There are very few CTCs in the blood of patients with advanced NSCLC, especially during early stages. For this reason, it is very important to establish an accurate, reliable, and reproducible technical method for detecting CTCs from peripheral blood. Common CTC detection methods include Cell Search™ systems, reverse transcription polymerase chain reaction, CTC chip, and flow cytometry. These technologies can significantly improve detection sensitivity and specificity of CTC testing. Flow cytometry is a high-speed cell analysis and sorting technology, which uses fluorescent antibodies to stain and analyze tumor cells. Flow cytometry can perform multiparameter analysis of the same cell, which may reveal physical and chemical characteristics of the cells.

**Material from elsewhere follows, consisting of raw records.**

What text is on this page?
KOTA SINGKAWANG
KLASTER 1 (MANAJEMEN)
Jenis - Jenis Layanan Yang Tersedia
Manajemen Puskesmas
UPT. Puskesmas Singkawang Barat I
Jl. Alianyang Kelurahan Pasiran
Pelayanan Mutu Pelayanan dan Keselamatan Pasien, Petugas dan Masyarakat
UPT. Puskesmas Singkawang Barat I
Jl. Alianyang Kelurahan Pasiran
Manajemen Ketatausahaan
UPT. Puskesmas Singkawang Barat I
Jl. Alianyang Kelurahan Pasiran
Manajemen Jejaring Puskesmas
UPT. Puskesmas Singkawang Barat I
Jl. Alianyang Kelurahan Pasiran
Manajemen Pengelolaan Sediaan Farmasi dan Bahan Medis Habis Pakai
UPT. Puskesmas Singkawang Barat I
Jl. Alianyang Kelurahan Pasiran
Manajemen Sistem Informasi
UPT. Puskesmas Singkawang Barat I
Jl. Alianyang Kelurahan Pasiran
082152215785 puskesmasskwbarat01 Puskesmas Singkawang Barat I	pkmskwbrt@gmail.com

Because it is simple, reliable, and fast, flow cytometry was selected as the main method for the detection of CTCs.

In this study, CTCs from the peripheral blood of patients with advanced NSCLC were counted using flow cytometry. Data indicate that EGFR-TKIs were more efficacious for patients with low CTC counts, and better DCRs were achieved in these patients. CTC counts obtained before and after treatment did not differ significantly. These data agree with the published reports that support the use of CTC counts for predicting treatment outcomes.16,17

Significantly longer median overall, 1-year, and 3-year survival rates are reported in this study for the low CTC group than for the high CTC group (P=0.01). The median PFS was also significantly higher in the low CTC group (P=0.005). These data were explained by a greater therapeutic efficacy using EGFR-TKIs and better disease control. This is why CTC counts are closely related to the prognosis of patients with advanced NSCLC treated with EGFR-TKI therapy. As such, CTC counts may be used for making treatment decisions. Our study sample size was small, and therefore further studies with a large sample size are needed to confirm these results. CTC can also be used as a carrier line for genomic testing to confirm that CTCs can serve as predictors for the efficacy and prognosis of EGFR-TKI therapy in patients with advanced NSCLC.

Conclusion

The CTC level can be used as an index for predicting the EGFR-TKI effect in patients with advanced NSCLC. Efficacy and prognosis of EGFR-TKI treatment and CTC count were considered important, and the CTC count could be used to predict the efficacy of EGFR-TKI treatment and prognosis of advanced NSCLC. The change in CTC expression levels can be used as an index for evaluating the prognosis of patients with advanced NSCLC.